The only problem is that I'm not sure what I ought to do, now that I'm here. I spend Tuesday night poring through my guide books in an effort to figure out where to go hiking, and it's not until I pick up my Rough Guide: USA (the same one I bought back in 1997) that I am inspired to go to a place called Calf Creek Canyon. Apparently, you can hike through the canyon for a few miles until you reach a 150 foot waterfall at its boxed-up end. I figure I'll have plenty of time to do that in the morning before driving through Capitol Reef National Park, possibly visiting Goblin Valley State Park, and then making it to Dead Horse Point, near Moab, in time for the sunset at the end of the day.






I have to scramble up a few rocks to get the perspective on the pictographs that I'm looking for. They're actually perched so precariously at the bottom of the canyon wall that I don't even try to get close enough to touch them. I just stare at them for awhile from underneath the shade of a tree. I couldn't tell from across the canyon that there is a small, many-tentacled creature below and to the right of the three main, trapezoidal human figures. There is also an unadorned trapezoid to the left of the three compatriots, hiding amidst the smears of red on the wall. And--weirdly--there is a fourth human figure directly in front of the larger human figure on the right.
It occurs to me, as I'm sitting there, noticing all of these things, that these pictographs are a work of art that is not a thing-unto-itself, but rather, an inextricable part of this place.

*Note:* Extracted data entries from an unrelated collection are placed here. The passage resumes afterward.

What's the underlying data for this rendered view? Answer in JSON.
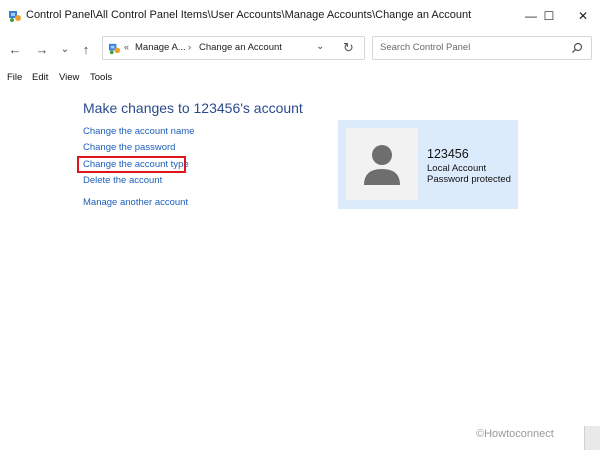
{
  "window": {
    "title": "Control Panel\\All Control Panel Items\\User Accounts\\Manage Accounts\\Change an Account",
    "minimize_glyph": "—",
    "maximize_glyph": "☐",
    "close_glyph": "✕"
  },
  "nav": {
    "back_glyph": "←",
    "forward_glyph": "→",
    "recent_glyph": "⌄",
    "up_glyph": "↑"
  },
  "address": {
    "chevrons": "«",
    "segment1": "Manage A...",
    "separator": "›",
    "segment2": "Change an Account",
    "dropdown_glyph": "⌄",
    "refresh_glyph": "↻"
  },
  "search": {
    "placeholder": "Search Control Panel"
  },
  "menu": {
    "file": "File",
    "edit": "Edit",
    "view": "View",
    "tools": "Tools"
  },
  "main": {
    "heading": "Make changes to 123456's account",
    "links": {
      "change_name": "Change the account name",
      "change_password": "Change the password",
      "change_type": "Change the account type",
      "delete": "Delete the account",
      "manage_another": "Manage another account"
    }
  },
  "account": {
    "name": "123456",
    "type": "Local Account",
    "status": "Password protected"
  },
  "watermark": "©Howtoconnect",
  "colors": {
    "link": "#1d5fb8",
    "heading": "#2b4a8c",
    "highlight": "#e0161e",
    "card_bg": "#dcebfc"
  }
}
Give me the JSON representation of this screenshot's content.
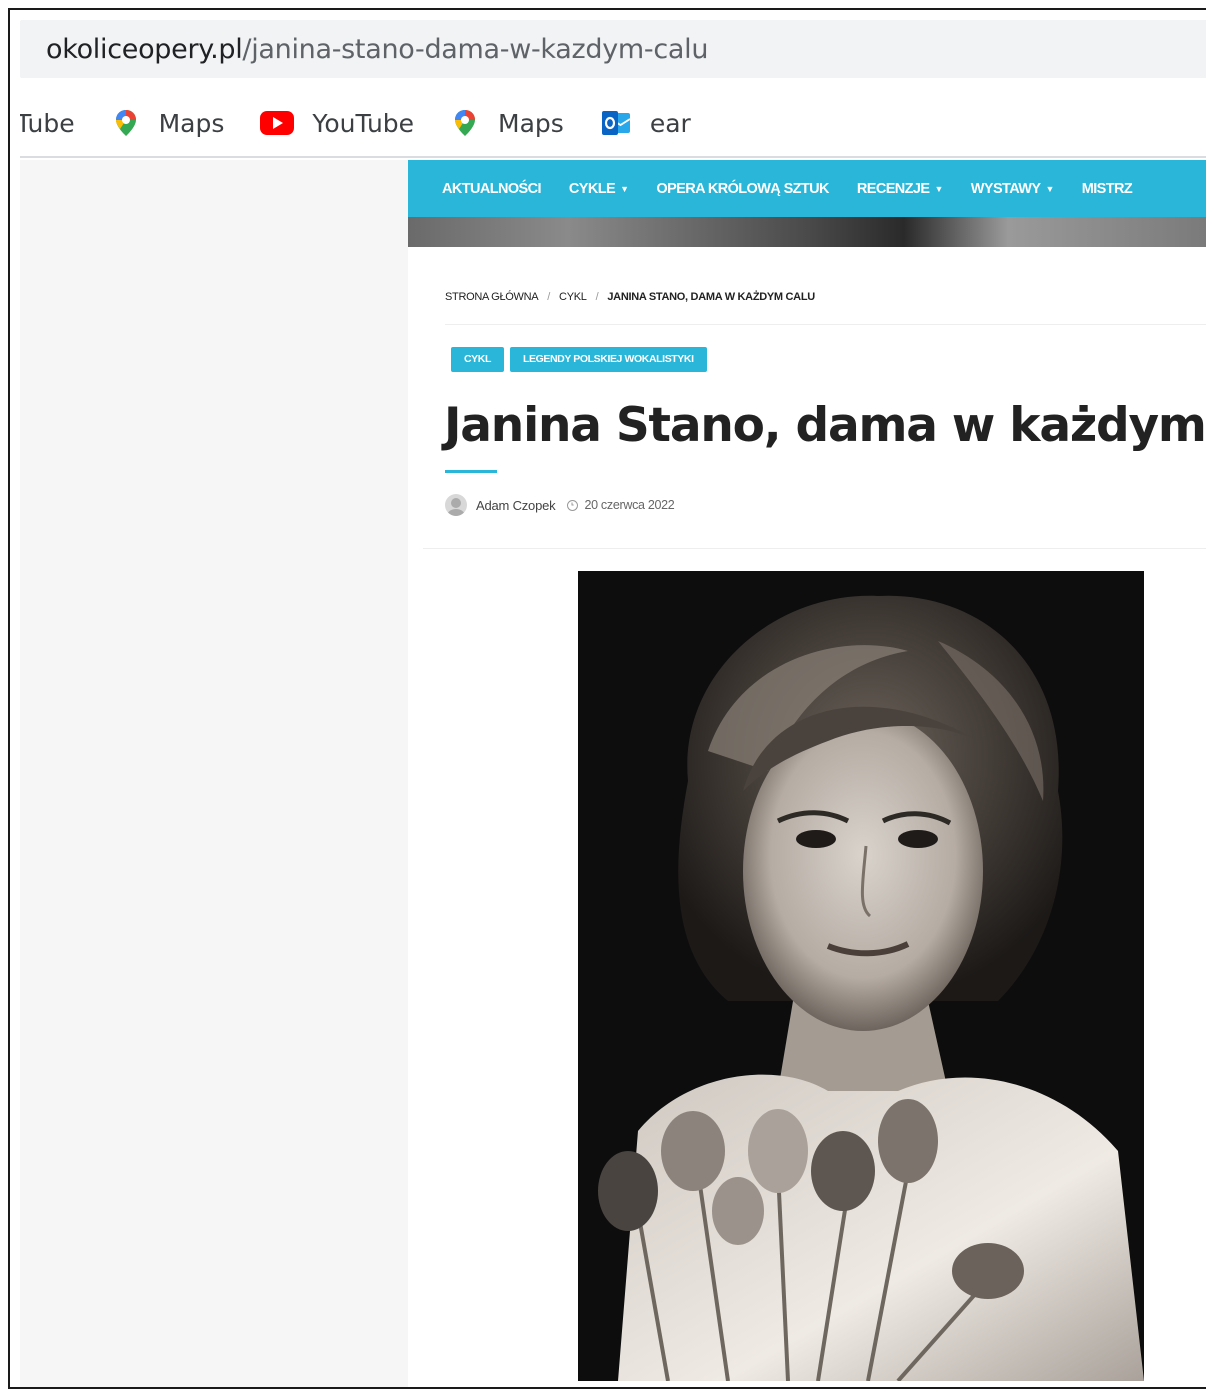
{
  "browser": {
    "url_domain": "okoliceopery.pl",
    "url_path": "/janina-stano-dama-w-kazdym-calu"
  },
  "bookmarks": [
    {
      "label": "Tube",
      "icon": "none"
    },
    {
      "label": "Maps",
      "icon": "google-maps-icon"
    },
    {
      "label": "YouTube",
      "icon": "youtube-icon"
    },
    {
      "label": "Maps",
      "icon": "google-maps-icon"
    },
    {
      "label": "ear",
      "icon": "outlook-icon"
    }
  ],
  "nav": {
    "items": [
      {
        "label": "AKTUALNOŚCI",
        "dropdown": false
      },
      {
        "label": "CYKLE",
        "dropdown": true
      },
      {
        "label": "OPERA KRÓLOWĄ SZTUK",
        "dropdown": false
      },
      {
        "label": "RECENZJE",
        "dropdown": true
      },
      {
        "label": "WYSTAWY",
        "dropdown": true
      },
      {
        "label": "MISTRZ",
        "dropdown": false
      }
    ],
    "color": "#29b6d9"
  },
  "breadcrumb": {
    "home": "STRONA GŁÓWNA",
    "section": "CYKL",
    "current": "JANINA STANO, DAMA W KAŻDYM CALU",
    "separator": "/"
  },
  "tags": [
    "CYKL",
    "LEGENDY POLSKIEJ WOKALISTYKI"
  ],
  "article": {
    "title": "Janina Stano, dama w każdym calu",
    "author": "Adam Czopek",
    "date": "20 czerwca 2022"
  },
  "colors": {
    "accent": "#29b6d9"
  }
}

While I'm over in this garden, resting in the shade of the trees, I hear human voices back over by the pictographs. I listen for them twice to make sure that I'm not just being fooled by the sound of the trickling water. Once I'm done taking pictures of the cottonwoods, I go back across the creek to the trail on the other side of the canyon, but I can't see anybody by the pictographs. And there are no other footprints besides mine on the trail that leads away from the water.
As I start heading back up towards the waterfall, I wonder what, exactly, I heard. Echoes from the other side of the canyon? The ripples from the trickling water? Or the ghosts of the Fremont Indians, disturbed by my presence at the pictographs?